Ester, nel frattempo, aveva inserito un cd natalizio nel lettore; la canzone di Bianco Natale iniziò a risuonare per tutto l'appartamento. I suoi amici stavano creando l'atmosfera giusta per incastrarla in uno dei loro spudorati tentativi di aiutiamo-Sere-ad-uscire-dalla-depressione.

«Mi dispiace, ma adesso ho un impegno». Gli diede una pacca su un braccio e sgattaiolò in bagno, prima che lui potesse replicare. Incrociare il suo sguardo deluso, l'avrebbe sopraffatta dal senso di colpa. Emis celava le sue missioni con gesti talmente spontanei da passare per naturali. Serena sapeva ciò che stava passando a causa sua e assecondarlo in quei momenti lo avrebbe reso immensamente felice. Eppure, non ci riusciva. L'essere spietata non le apparteneva, per natura non era mai stata capace di far male a nessuno e, ferire Emis, era la cosa che detestava di più. Ma condividere con i suoi amici quei momenti di felicità, avrebbe voluto significare per lei tornare a vivere e non era ancora pronta a farlo.

Erano solo le sei del pomeriggio, ma era autunno inoltrato, il sole era calato da un pezzo, l'aria pungente. Serena era troppo intenta a correre, per accorgersene. L'unico gelo che avvertiva era quello che aveva dentro, lo stesso che l'aveva indotta ad affannarsi lungo le strade buie della città. Era stremata, ma non voleva fermarsi. Non poteva. Arrancava, falcata dopo falcata, in fuga dalla disperazione che la inseguiva come un killer. Era fuori allenamento, lampi di dolore le squarciavano le cosce e aghi pungenti le perforavano le caviglie.

Serena aveva l'impressione che non fosse cambiato nulla; la sua assenza continuava ad essere insopportabile. Riviveva continuamente quella scena. Ogni singolo momento. Ogni singolo sguardo. Ogni singola parola. Si sentiva sprofondare sempre di più in un baratro fatto di oscurità ed esaurimento.

«Nessuno può sapere meglio di te ciò che stai provando in questo momento, ma colpevolizzarti per la sua morte, non lo riporterà in vita. Non c'è nessuna relazione fra quello che hai fatto e quello che è successo. Si è trattato di una spaventosa tragedia che poteva accadere a chiunque», continuava a ripeterle Diana. «Tu l'amavi ed eri là per dimostrarglielo. L'hai reso felice. Quella è stata una tua scelta. Ciò che è successo dopo, no. Adesso, sei di fronte al vaglio: lasciare che questa cosa continui a condizionare la tua vita oppure no.»
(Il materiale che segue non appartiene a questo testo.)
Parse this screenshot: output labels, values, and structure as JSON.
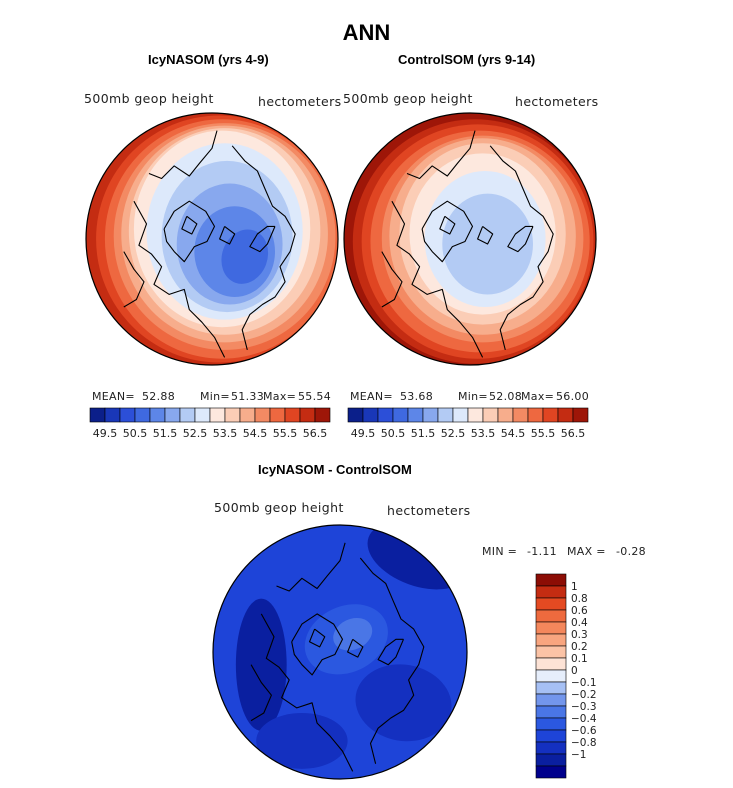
{
  "figure": {
    "title": "ANN"
  },
  "palette": [
    "#0b1f8a",
    "#1937b8",
    "#2c4fd8",
    "#3f69e0",
    "#5d86e8",
    "#88a8ee",
    "#b3cbf4",
    "#dde9fb",
    "#fde8de",
    "#fbcdb6",
    "#f7ad8c",
    "#f38a63",
    "#ee6840",
    "#e04522",
    "#c42c12",
    "#9e1608"
  ],
  "diff_palette": [
    "#00008c",
    "#0a1fa0",
    "#1430c0",
    "#1e44d8",
    "#2b58e0",
    "#4a76e6",
    "#7396ec",
    "#a6c0f4",
    "#e6eefb",
    "#fde3d6",
    "#fbc3a6",
    "#f8a57f",
    "#f4875c",
    "#ee6a3e",
    "#e44a22",
    "#c42c12",
    "#8c0d05"
  ],
  "chart_data": [
    {
      "type": "heatmap",
      "title": "IcyNASOM (yrs 4-9)",
      "variable": "500mb geop height",
      "units": "hectometers",
      "stats": {
        "mean_label": "MEAN=",
        "mean": "52.88",
        "min_label": "Min=",
        "min": "51.33",
        "max_label": "Max=",
        "max": "55.54"
      },
      "colorbar_ticks": [
        "49.5",
        "50.5",
        "51.5",
        "52.5",
        "53.5",
        "54.5",
        "55.5",
        "56.5"
      ],
      "levels": [
        49.5,
        50.0,
        50.5,
        51.0,
        51.5,
        52.0,
        52.5,
        53.0,
        53.5,
        54.0,
        54.5,
        55.0,
        55.5,
        56.0,
        56.5
      ],
      "min": 51.33,
      "max": 55.54
    },
    {
      "type": "heatmap",
      "title": "ControlSOM (yrs 9-14)",
      "variable": "500mb geop height",
      "units": "hectometers",
      "stats": {
        "mean_label": "MEAN=",
        "mean": "53.68",
        "min_label": "Min=",
        "min": "52.08",
        "max_label": "Max=",
        "max": "56.00"
      },
      "colorbar_ticks": [
        "49.5",
        "50.5",
        "51.5",
        "52.5",
        "53.5",
        "54.5",
        "55.5",
        "56.5"
      ],
      "levels": [
        49.5,
        50.0,
        50.5,
        51.0,
        51.5,
        52.0,
        52.5,
        53.0,
        53.5,
        54.0,
        54.5,
        55.0,
        55.5,
        56.0,
        56.5
      ],
      "min": 52.08,
      "max": 56.0
    },
    {
      "type": "heatmap",
      "title": "IcyNASOM - ControlSOM",
      "variable": "500mb geop height",
      "units": "hectometers",
      "stats": {
        "min_label": "MIN =",
        "min": "-1.11",
        "max_label": "MAX =",
        "max": "-0.28"
      },
      "colorbar_ticks": [
        "1",
        "0.8",
        "0.6",
        "0.4",
        "0.3",
        "0.2",
        "0.1",
        "0",
        "−0.1",
        "−0.2",
        "−0.3",
        "−0.4",
        "−0.6",
        "−0.8",
        "−1"
      ],
      "levels": [
        -1,
        -0.8,
        -0.6,
        -0.4,
        -0.3,
        -0.2,
        -0.1,
        0,
        0.1,
        0.2,
        0.3,
        0.4,
        0.6,
        0.8,
        1
      ],
      "min": -1.11,
      "max": -0.28
    }
  ]
}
La voce di Diana, però, veniva puntualmente sovrastata da un'altra, molto più energica e influente, capace di penetrare nella sua anima e squarciarla, come un proiettile perforante che esplode all'interno del suo bersaglio. Quella voce diceva una cosa molto semplice, ma distruttiva. A nulla erano serviti i suoi tentativi di imbavagliarla, per non essere costretta ad ascoltare quel tormentone. Zittirla, però, non era una cosa da poco, perché Serena sapeva di non poterle sfuggire. Provava a ribellarsi a quelle accuse ingiuste, senza riuscirci perché, in fondo, Serena le dava ragione. Se quella fatidica mattina fosse rimasta a casa e non l'avesse accompagnato durante una delle sue immersioni, non gli sarebbe successo niente e Demi sarebbe ancora vivo.
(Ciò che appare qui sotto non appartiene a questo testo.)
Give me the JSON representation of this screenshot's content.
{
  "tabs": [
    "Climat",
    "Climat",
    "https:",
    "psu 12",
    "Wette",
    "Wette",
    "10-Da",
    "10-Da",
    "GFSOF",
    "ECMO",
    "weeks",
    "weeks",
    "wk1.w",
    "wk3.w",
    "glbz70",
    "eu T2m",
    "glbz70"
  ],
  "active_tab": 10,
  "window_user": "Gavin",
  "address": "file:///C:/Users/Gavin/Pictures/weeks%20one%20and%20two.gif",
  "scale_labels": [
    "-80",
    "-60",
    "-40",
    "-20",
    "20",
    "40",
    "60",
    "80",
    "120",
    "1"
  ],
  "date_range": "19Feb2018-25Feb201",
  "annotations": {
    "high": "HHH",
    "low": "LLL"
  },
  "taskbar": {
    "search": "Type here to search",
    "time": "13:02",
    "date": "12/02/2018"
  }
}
Si lasciò pervadere da un profondo senso di disprezzo verso se stessa. Quei ricordi, che aveva tirato fuori con tanta fatica da un lungo oblio, stavano rilasciando in lei una lenta consapevolezza, di cui stava incassando, uno dopo l'altro, i suoi devastanti effetti. La sofferenza che stava provando era insopportabile e incominciò a pensare di aver sbagliato tutto. Avrebbe fatto meglio a lasciare quella piccola parte del suo passato lì dov'era, sospesa in un deposito buio della sua mente. Non avrebbe mai dovuto permetterle di vedere la luce e svelarsi ai suoi occhi. Quel passato stava diventando ogni giorno più intollerabile, perché le stava confidando la verità. Una verità scritta, impressa in modo permanente nella sua coscienza. Una verità che non avrebbe potuto cancellare e dalla quale non poteva più fuggire.